But this year’s E3 might show us what the near future may hold. Oculus is preparing to show off Stormland, a new open-world virtual reality game that looks like it could be an immersive version of a Zelda game, but with robots. Although details are still quite thin, it looks like exactly the sort of game many had hoped for when VR systems were first announced. It’s a regular video game, except instead of experiencing it on a screen, it’s all around you.

Others are expected to announce similarly in-depth titles. Bethesda Softworks, the company behind massively popular games like the Fallout and Elder Scrolls series, announced two new VR games June 10, including a VR rendition of the original first-person shooting game that kicked off an entire gaming genreWolfenstein. 

It’s often the case that one truly amazing game can spur game console sales. The original Halo game helped turn Microsoft’s Xbox into a gaming powerhouse; Wii Sports made the Nintendo Wii one of the most popular consoles of all time, and the new Zelda game has made the Nintendo Switch a success.

Whether or not a game announced at E3 finally spurs the VR gaming revolution, analysts are predicting a boom soon. Researchers at PwC are expecting VR to be a $7 billion industry by 2022, and that there will be as many active headsets in the US as there currently are Netflix accounts—around 55 million. (Right now, estimates suggest about 1 million headsets are being sold per quarter globally.)
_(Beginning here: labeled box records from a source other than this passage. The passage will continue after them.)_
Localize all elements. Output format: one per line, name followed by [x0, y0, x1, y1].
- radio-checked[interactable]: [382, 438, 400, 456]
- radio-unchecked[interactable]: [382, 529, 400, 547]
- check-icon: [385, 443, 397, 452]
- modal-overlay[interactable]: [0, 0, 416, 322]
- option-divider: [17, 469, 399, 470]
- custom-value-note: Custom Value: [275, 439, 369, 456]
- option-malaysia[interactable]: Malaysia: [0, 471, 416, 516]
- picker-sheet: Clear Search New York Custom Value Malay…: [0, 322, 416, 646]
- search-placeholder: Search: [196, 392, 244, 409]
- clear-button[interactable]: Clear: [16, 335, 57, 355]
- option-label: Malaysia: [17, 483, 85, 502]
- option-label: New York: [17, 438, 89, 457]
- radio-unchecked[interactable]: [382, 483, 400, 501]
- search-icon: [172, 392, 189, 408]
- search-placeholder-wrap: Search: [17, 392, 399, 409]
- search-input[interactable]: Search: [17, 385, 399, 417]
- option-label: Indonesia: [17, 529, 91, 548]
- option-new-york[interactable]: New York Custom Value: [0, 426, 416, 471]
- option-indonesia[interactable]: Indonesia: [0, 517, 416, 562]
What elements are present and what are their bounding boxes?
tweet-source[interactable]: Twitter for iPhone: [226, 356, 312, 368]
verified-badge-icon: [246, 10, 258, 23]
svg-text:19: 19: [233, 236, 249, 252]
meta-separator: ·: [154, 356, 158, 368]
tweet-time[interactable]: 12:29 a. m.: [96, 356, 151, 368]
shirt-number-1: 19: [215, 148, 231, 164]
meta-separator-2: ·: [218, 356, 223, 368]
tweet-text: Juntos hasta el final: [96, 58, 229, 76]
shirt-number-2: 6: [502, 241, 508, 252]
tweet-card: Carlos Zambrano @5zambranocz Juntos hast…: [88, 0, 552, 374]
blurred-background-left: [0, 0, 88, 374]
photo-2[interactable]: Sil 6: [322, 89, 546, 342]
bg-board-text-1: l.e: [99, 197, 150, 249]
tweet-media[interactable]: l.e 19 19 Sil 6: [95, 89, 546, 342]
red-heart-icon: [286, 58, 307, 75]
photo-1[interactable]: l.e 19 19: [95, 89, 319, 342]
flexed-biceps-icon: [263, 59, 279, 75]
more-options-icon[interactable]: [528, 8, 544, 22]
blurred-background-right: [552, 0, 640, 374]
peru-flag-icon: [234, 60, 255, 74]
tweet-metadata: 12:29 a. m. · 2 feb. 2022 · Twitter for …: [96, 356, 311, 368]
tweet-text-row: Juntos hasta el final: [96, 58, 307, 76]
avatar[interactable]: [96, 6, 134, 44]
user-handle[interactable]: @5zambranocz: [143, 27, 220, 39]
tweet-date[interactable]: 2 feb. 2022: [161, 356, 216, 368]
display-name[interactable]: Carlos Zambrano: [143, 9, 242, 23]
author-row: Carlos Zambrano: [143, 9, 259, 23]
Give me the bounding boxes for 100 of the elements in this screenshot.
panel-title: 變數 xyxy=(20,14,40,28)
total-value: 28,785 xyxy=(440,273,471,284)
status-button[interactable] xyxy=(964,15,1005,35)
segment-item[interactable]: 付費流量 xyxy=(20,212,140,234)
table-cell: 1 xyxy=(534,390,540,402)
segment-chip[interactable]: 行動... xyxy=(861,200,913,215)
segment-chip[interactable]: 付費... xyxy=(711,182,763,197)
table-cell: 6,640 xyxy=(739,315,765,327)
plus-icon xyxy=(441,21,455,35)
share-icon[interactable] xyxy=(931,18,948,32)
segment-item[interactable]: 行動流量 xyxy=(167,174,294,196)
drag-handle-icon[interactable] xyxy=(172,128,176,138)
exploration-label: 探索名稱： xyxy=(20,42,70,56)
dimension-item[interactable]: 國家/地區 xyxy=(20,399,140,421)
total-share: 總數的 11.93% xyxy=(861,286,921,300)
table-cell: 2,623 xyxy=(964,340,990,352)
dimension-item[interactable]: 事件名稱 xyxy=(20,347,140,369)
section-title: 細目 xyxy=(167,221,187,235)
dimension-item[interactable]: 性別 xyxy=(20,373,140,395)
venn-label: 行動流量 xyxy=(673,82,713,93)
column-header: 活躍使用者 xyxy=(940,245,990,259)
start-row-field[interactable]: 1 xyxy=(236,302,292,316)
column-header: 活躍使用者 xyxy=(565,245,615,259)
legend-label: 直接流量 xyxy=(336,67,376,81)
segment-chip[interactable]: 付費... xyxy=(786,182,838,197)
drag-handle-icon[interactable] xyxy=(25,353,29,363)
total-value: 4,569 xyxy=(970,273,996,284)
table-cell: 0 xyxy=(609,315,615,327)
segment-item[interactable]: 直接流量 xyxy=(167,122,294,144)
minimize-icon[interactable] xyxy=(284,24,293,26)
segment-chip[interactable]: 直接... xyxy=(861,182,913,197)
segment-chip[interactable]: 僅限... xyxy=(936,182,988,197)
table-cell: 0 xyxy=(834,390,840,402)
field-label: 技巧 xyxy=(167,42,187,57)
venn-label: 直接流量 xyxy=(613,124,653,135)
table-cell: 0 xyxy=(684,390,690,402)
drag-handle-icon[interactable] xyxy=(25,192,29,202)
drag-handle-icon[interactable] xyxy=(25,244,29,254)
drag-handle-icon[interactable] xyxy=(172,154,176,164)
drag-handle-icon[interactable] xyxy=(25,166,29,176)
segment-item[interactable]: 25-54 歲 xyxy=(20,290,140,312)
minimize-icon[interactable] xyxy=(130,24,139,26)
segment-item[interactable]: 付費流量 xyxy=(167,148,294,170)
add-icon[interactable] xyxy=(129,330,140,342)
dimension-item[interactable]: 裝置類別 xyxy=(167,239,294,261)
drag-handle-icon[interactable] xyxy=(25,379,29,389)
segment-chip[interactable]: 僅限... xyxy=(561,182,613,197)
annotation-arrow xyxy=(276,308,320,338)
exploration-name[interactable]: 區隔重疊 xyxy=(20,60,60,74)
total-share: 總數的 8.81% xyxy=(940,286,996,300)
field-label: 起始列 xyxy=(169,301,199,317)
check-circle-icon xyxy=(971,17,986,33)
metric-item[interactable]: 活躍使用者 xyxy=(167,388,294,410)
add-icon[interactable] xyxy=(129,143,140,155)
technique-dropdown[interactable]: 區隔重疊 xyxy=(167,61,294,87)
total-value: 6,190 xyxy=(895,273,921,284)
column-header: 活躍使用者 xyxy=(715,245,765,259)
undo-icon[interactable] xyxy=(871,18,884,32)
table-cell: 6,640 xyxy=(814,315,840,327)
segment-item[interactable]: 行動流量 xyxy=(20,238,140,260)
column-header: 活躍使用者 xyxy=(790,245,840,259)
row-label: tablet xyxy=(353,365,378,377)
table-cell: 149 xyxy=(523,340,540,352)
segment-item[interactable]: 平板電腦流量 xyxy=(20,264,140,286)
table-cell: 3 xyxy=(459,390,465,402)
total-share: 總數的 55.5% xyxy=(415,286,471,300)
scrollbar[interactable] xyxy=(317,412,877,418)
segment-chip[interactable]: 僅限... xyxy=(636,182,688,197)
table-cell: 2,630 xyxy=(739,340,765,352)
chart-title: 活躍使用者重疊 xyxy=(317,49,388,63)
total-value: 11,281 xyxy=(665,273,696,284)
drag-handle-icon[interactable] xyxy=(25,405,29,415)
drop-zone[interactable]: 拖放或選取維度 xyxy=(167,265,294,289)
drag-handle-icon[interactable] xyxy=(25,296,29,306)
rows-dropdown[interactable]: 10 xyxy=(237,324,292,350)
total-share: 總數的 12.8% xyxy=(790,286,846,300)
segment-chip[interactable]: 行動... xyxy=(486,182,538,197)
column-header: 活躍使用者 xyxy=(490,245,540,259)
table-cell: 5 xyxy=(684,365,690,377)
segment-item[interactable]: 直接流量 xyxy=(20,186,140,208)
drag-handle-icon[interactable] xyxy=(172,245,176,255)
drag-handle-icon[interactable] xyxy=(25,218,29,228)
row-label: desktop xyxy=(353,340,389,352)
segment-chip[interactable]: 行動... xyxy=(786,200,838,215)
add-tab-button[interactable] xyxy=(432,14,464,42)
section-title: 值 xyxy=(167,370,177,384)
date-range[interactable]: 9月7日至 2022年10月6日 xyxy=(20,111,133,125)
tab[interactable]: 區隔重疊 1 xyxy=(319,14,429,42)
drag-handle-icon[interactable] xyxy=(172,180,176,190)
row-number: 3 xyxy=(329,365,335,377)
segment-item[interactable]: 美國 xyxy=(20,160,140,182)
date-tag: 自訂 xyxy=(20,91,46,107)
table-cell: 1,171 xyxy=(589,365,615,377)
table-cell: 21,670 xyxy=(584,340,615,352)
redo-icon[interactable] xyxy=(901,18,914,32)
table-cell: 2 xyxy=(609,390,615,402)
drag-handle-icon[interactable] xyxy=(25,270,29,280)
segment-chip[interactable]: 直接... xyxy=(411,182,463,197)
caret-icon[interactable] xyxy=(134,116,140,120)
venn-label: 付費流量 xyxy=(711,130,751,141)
But it seems unlikely that today’s headsets will be the ones we’re using for tomorrow’s games—the technology just isn’t quite there. A game like Stormland will require a power processor and graphics card, well beyond what’s in the wireless systems of 2018. But if users are stuck connected to PCs like that, it will limit how fun they can be: the illusion of an immersive world falls apart really quickly when you trip over a cable and yank your headset off your face.